Kobeissi seems pretty confident about Peerio’s security. When I asked whether it was tough enough to be a secure channel for leaking information, he replied: “I think people doing something like leaking state secrets should not depend on the internet at all, personally. But I would say that Peerio can protect the content of people’s communications, even if they’re operating from a highly surveilled context.”

However, the service’s end-to-end encryption only protects the contents of communications, not the metadata about who contacted whom and when. Peerio’s Canadian servers still hold users’ contact lists, the number of files and messages sent, and message timestamps. Kobeissi told me access to this metadata is “quite minimal and well-guarded” and he and his colleagues “pledge to fight any overreaching government requests”, but still, the information is there and, unlike the contents of messages, available to Peerio itself. Will Peerio create a way to encrypt this metadata? “One thing at a time,” Kobeissi said.

Peerio’s team includes four permanent staff, but numbers 12 with hired contractors – the outfit has $250,000 in seed funding. The plan is to make money by charging for premium features such as more than a gigabyte of storage, and by targeting the business market at some point.

For a product just entering public beta, Peerio seems admirably clean, functional and user-friendly. As long as people don’t find nasty vulnerabilities – and the firm deals with its metadata-related issues — it could be a viable mass-market encrypted communications and collaboration service. (A minor warning, though: If you import a contacts list, Peerio will send out an invite to everyone on it.)

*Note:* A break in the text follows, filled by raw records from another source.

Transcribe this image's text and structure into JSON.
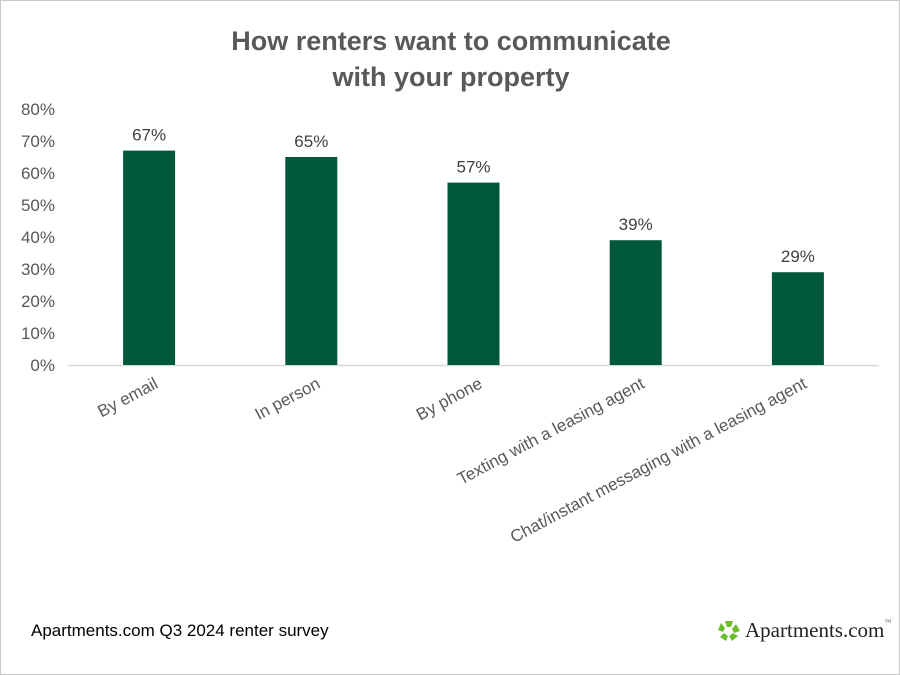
{
  "chart_data": {
    "type": "bar",
    "title_line1": "How renters want to communicate",
    "title_line2": "with your property",
    "categories": [
      "By email",
      "In person",
      "By phone",
      "Texting with a leasing agent",
      "Chat/instant messaging with a leasing agent"
    ],
    "values": [
      67,
      65,
      57,
      39,
      29
    ],
    "data_labels": [
      "67%",
      "65%",
      "57%",
      "39%",
      "29%"
    ],
    "ylim": [
      0,
      80
    ],
    "yticks": [
      "0%",
      "10%",
      "20%",
      "30%",
      "40%",
      "50%",
      "60%",
      "70%",
      "80%"
    ],
    "xlabel": "",
    "ylabel": "",
    "grid": false,
    "bar_color": "#02583b",
    "legend": "none"
  },
  "footer": {
    "source": "Apartments.com Q3 2024 renter survey",
    "logo_text": "Apartments.com",
    "logo_tm": "™"
  }
}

The more, the merrier, I second that! Having looked around about peerio today, I don’t understand why it’s to be a Gmail alternative without email compatiblity. That’s their marketing, I guess. Thanks for not writing it on Gigaom. seems like a viable option for end-to-end encrypted email. At least it’s the only open source one I am aware of.

David Mytton

It’s great to see many different startups try and tackle the issue of encrypted communications. There was a good talk at 31C3 about why the existing GPG tools are difficult to use[1] and it comes down to things like key exchange and not making a mistake not encrypting when you think you are.

However, I think there are several key hurdles to overcome, the main one being piggy-backing on an existing form of communication. Most of the new products we’re seeing require users to download a new app, which necessarily requires anyone you want to communicate with to have the app too. Using an existing transport layer such as phone/VOIP, SMS or email is much easier to get people to adopt because they already have it.

Of course, you could say that about PGP (your recipient has to have a key pair, which is indeed one of the big issues with PGP) but this just swaps one barrier for another rather than solving it completely.

And commenting specifically on Peerio, they do not have a good track record with Cryptocat and once you get tarnished with a reputation for poor security implementations, it may be hard to win back trust. Good to see they have done a 3rd party audit and the code is open source.

Personally, I’m interested to see what Whisper Systems release to go along with their existing Red Phone and TextSecure applications, the latter’s technology is already in Android Whatsapp.


David Meyer

Thanks David – great comment. I think Nadim deserves a second chance, and it was good to see that there’s already been an update to fix the spamming-contacts issue. Regarding what Open Whisper Systems come up with, I’m also looking forward to see that develop. The more the merrier really – I reckon competition will benefit everyone, particularly in the open source context.